A 62-year-old Red Cross employee has been reported killed in Cameroon, according to the International Committee of the Red Cross (ICRC).
Diomède Nzobambona, a Canadian, died on Monday following injuries he sustained on Sunday during an attack in Bamenda, North-West Cameroon.
Nzobambona was a delegate working in the fields of water and sanitation in the restive North-West Anglophone region. He had worked for the ICRC since 2003 and had been under contract with the Canadian Red Cross between 2007 and 2012, said the ICRC.
“Words are not enough to express our immense sadness nor to soothe the grief of his family and loved ones. We send them our sincere condolences and the expression of our deepest sympathy,” said Markus Brudermann, the head of the delegation for the ICRC in Cameroon.

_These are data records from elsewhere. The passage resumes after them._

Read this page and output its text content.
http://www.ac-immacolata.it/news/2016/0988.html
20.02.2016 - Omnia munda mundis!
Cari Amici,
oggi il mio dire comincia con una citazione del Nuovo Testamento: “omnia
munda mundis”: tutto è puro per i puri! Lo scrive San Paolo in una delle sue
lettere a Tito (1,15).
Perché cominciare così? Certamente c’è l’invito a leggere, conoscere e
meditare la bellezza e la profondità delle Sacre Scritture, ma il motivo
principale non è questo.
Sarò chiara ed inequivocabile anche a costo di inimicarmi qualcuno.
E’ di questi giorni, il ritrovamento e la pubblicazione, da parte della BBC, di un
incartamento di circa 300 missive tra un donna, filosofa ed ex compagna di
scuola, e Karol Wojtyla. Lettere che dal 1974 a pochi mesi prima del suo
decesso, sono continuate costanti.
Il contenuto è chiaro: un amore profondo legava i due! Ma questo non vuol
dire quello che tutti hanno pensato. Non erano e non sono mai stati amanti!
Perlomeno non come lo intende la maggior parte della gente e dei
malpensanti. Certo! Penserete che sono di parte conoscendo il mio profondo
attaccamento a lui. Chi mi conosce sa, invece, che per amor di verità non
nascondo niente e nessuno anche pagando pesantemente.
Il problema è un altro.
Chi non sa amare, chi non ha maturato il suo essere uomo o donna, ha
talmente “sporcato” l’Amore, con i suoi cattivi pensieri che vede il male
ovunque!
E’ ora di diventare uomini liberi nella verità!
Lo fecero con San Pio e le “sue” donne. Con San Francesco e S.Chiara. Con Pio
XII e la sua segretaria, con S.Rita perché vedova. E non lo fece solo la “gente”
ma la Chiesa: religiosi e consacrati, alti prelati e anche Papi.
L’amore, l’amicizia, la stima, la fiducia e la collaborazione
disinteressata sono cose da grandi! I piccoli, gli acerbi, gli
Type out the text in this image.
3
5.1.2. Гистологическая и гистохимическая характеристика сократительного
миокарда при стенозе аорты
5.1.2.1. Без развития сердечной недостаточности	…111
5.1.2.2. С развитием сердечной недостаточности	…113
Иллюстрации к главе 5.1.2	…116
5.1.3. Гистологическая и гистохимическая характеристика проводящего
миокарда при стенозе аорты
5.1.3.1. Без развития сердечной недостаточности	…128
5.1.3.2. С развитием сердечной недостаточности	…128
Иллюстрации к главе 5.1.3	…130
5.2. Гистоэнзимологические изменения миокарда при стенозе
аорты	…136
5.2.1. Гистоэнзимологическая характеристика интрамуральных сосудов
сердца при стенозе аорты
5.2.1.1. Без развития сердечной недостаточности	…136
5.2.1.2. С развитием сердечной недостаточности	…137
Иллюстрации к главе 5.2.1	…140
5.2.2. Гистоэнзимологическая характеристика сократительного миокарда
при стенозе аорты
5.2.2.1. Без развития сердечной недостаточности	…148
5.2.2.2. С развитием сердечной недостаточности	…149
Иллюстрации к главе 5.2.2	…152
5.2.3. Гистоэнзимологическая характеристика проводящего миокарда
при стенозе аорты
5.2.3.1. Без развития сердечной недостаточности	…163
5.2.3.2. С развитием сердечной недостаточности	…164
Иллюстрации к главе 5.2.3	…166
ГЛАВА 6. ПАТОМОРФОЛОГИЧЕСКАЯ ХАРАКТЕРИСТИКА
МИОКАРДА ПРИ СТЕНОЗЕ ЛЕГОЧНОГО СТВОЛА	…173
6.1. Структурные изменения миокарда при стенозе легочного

The ICRC said the deceased was in Bamenda to provide humanitarian assistance to communities affected by armed violence.
The English-speaking North-West and South-West regions of Cameroon have been dogged by an insurgency for four years now sparked by armed separatist groups who are battling government troops since declaring an independent country, Ambazonia — made up of the two English-speaking regions.
One worshipper was shot dead and a pastor was wounded when men in military uniform opened fire at a church during a church service in Bali, Bamenda’s capital, on Sunday.
Days before the church attack, a seven-year-old primary school pupil was killed in Kumbo during a crossfire between government troops and armed separatists.
In July, five police officers were killed in an ambush by armed separatists in the region.